# Anomaly detection in a time series

In this example I am going to explain how to detect a type of anomaly in a time series. The time series is composed by a slow varying background signal with gaussian noise on top of which we simulate a anomaly (aka feature) defined as a set of continuous values above the average.

For a Gaussian distribution the probability of a value falling out of 3$\sigma$ is 0.3%. That means that the probability of three consecutive values above the 3$\sigma$ limit is $0.003^3 = 2.7^{-8}$. This is extemely rare. We can use this reasoning to lower our detection threshold so that for instance the probability of a value above $2\sigma$ is 5%. This means that out of 20 times, 1 will be above the threshold. However the probability of three consecutive values above $2\sigma$ is $0.05^3 = 0.000125$ i.e. about 1 in 10,000.

In this example we are then going to detect features that occur when at least three consecutive values are above a $2\sigma$ threshold, discarding non connected values.

## Simulated signal

Our 1D signal has a slow varying sinusoidal component representing a count of events over time plus an anomaly defined as a set of continuous bins with a count higher than the average. Additionally we add some abnormal counts to isolated bins and some random noise.
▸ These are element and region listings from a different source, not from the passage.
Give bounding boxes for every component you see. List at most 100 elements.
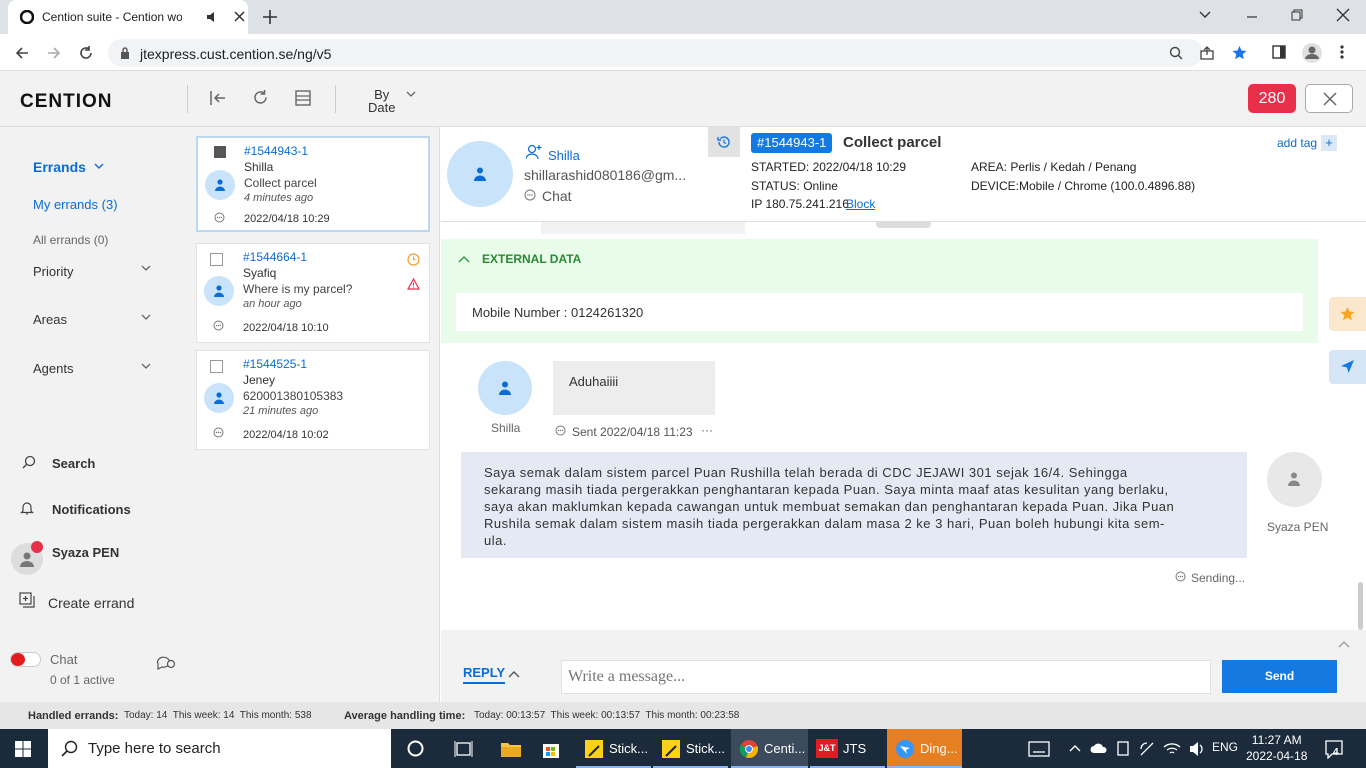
restore-icon[interactable] xyxy=(1290,8,1304,22)
language-indicator[interactable]: ENG xyxy=(1212,740,1238,754)
errand-date: 2022/04/18 10:02 xyxy=(243,429,329,441)
message-input[interactable] xyxy=(561,660,1211,694)
errands-chevron-down-icon[interactable] xyxy=(94,163,104,170)
sidebar-agents[interactable]: Agents xyxy=(33,361,73,376)
sidebar-errands[interactable]: Errands xyxy=(33,159,86,175)
customer-name[interactable]: Shilla xyxy=(548,148,580,163)
agent-message-name: Syaza PEN xyxy=(1267,520,1329,534)
sidebar-areas[interactable]: Areas xyxy=(33,312,67,327)
onedrive-icon[interactable] xyxy=(1090,742,1108,754)
chat-settings-icon[interactable] xyxy=(156,654,176,670)
sidebar-user-name[interactable]: Syaza PEN xyxy=(52,545,119,560)
errand-checkbox[interactable] xyxy=(210,360,223,373)
errand-id[interactable]: #1544943-1 xyxy=(244,144,308,158)
close-button[interactable] xyxy=(1305,84,1353,113)
taskbar-app-sticky-1[interactable]: Stick... xyxy=(576,729,651,768)
add-tag-plus-icon[interactable]: + xyxy=(1321,135,1337,151)
expand-chevron-up-icon[interactable] xyxy=(1338,640,1350,648)
sidebar-search[interactable]: Search xyxy=(52,456,95,471)
speaker-icon[interactable] xyxy=(206,11,218,23)
external-data-title[interactable]: EXTERNAL DATA xyxy=(482,252,581,266)
browser-menu-icon[interactable] xyxy=(1340,45,1344,59)
tab-search-chevron-icon[interactable] xyxy=(1198,10,1212,20)
store-icon[interactable] xyxy=(541,739,561,759)
forward-icon[interactable] xyxy=(46,45,62,61)
sort-by-date-dropdown[interactable]: By Date xyxy=(368,88,395,114)
sidebar-create-errand[interactable]: Create errand xyxy=(48,595,134,611)
sidebar-my-errands[interactable]: My errands (3) xyxy=(33,197,118,212)
share-icon[interactable] xyxy=(1200,46,1214,60)
collapse-panel-icon[interactable] xyxy=(209,90,227,106)
zoom-icon[interactable] xyxy=(1169,46,1183,60)
reload-icon[interactable] xyxy=(78,45,94,61)
tray-app-icon[interactable] xyxy=(1116,741,1130,756)
wifi-icon[interactable] xyxy=(1163,741,1181,757)
new-tab-icon[interactable] xyxy=(262,9,278,25)
navigation-arrow-icon xyxy=(1341,360,1354,373)
keyboard-icon[interactable] xyxy=(1028,741,1050,757)
minimize-icon[interactable] xyxy=(1245,10,1259,24)
send-button[interactable]: Send xyxy=(1222,660,1337,693)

Below is the signal with all its components.

## Background removal

The first step in the analysis is to remove the slow varying background. We do this using a combination of a median and a linear filter over scales larger than the features that we want to keep. The figure below shows the original signal with the fitted background (top panel) and the signal after the background has been removed (bottom panel). The red dashed line represents the robust $2\sigma$ threshold.

## Morphological operations

As it is clear from the figure above if we selected all features above $2\sigma$ we would detect a lot of anomalies. The trick here is to use a couple of morphology operations to select only the features we are interested in. First we create a binary mask with all values larger than $2\sigma$ set to True and False everywhere else. Then we define a binary structure of 3 elements, all set to True and use it for the first binary operation called erosion. This will set to True all pixels that are True and surrounded by True. In other words, erosion will remove isolated detections. After this step we perform the inverse operation, dilation, to restore the detection to its original state.

The figure below shows the process and result.

Erosion is a mathematical morphology operation that uses a structuring element for shrinking the shapes in an image. The binary erosion of an image by a structuring element is the locus of the points where a superimposition of the structuring element centered on the point is entirely contained in the set of non-zero elements of the image.

Dilation is a mathematical morphology operation that uses a structuring element for expanding the shapes in an image. The binary dilation of an image by a structuring element is the locus of the points covered by the structuring element, when its center lies within the non-zero points of the image.

As for pseudo-code in Python:

# Create the signal
signal = create_signal()

# Substract the backgroud
filtered_signal = substract_background(signal)

# Apply erosion and dilation to keep only
# important features
neighborhood = sn.generate_binary_structure(1, 1)
sTe = sn.binary_erosion(sT, structure=neighborhood, border_value=0)
sTd = sn.binary_dilation(sTe, structure=neighborhood, border_value=0)



## Feature detection

The resulting binary mask contains all elements of the feature set to True. As a final extra we can use the code below to only produce one detection per feature by only flagging the peak:

sF = sn.filters.gaussian_filter(sTd*s, 1)
neighborhood = np.ones(3)
local_max = sn.maximum_filter(sF, footprint=neighborhood)==sF
background = (sF==0)
eroded_background = sn.binary_erosion(background, structure=neighborhood, border_value=1)
detected_peaks = local_max ^ eroded_background


The result is shown in the figure below:

Note that while this example deals with 1D data in the shape of a time series, the same method can be applied to an image in 2D.